Gemmocystis

Scientific classification
- Domain: Eukaryota
- Clade: Sar
- Clade: Alveolata
- Phylum: Apicomplexa
- Class: Conoidasida
- Subclass: Coccidia
- Family: Gemmocystidae Upton & Peters 1986
- Genus: Gemmocystis Upton & Peters 1986
- Species: G. cylindrus
- Binomial name: Gemmocystis cylindrus Upton & Peters 1986

= Gemmocystis =

- Genus: Gemmocystis
- Species: cylindrus
- Authority: Upton & Peters 1986
- Parent authority: Upton & Peters 1986

Genus of single-celled organisms

Gemmocystis is a genus of apicomplexans.

This genus is parasitic on scleractinian corals (Agaricia agaricites, Dendrogyra cylindrus, Diploria strigosa, Meandrina meandrites, Montastraea cavernosa, Porites astreoides, Porites porites) and is found in the Caribbean. Very little is known about the species in this genus.

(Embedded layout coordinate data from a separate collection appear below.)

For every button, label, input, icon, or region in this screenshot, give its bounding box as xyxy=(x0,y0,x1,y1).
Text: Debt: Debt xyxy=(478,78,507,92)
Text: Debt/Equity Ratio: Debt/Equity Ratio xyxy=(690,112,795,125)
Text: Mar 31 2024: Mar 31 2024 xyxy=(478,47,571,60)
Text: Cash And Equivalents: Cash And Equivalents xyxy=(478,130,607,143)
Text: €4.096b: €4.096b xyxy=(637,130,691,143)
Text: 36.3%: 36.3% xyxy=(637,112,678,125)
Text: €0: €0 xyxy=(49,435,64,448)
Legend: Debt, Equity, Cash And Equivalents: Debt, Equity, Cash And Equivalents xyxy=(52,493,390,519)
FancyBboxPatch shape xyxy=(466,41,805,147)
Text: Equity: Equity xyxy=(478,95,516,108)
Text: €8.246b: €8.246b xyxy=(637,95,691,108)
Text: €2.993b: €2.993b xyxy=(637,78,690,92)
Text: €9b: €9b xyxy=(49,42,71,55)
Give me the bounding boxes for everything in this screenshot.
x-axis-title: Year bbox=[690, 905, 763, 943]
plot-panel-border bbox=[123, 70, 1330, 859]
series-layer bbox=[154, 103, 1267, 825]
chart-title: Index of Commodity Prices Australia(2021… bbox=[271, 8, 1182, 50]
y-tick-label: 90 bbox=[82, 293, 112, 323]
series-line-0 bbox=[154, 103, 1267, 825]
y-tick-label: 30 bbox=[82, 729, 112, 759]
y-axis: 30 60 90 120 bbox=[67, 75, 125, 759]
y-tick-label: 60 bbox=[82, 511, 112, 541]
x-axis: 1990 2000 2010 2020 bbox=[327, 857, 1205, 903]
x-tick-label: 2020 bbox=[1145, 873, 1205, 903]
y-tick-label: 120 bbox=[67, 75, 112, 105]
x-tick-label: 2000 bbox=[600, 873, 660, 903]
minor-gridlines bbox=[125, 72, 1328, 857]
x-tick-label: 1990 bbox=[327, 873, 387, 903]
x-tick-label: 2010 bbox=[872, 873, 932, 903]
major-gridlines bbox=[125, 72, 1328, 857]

Gemmocystis cylindrus was isolated from within the gastrodermal cells of the mesenterial filaments of the coral. Only the oocysts and released sporozoites have been described. The parasites were isolated from bleached coral but their role if any in this sign is not known.

==Taxonomy==
There is only one species known in this genus.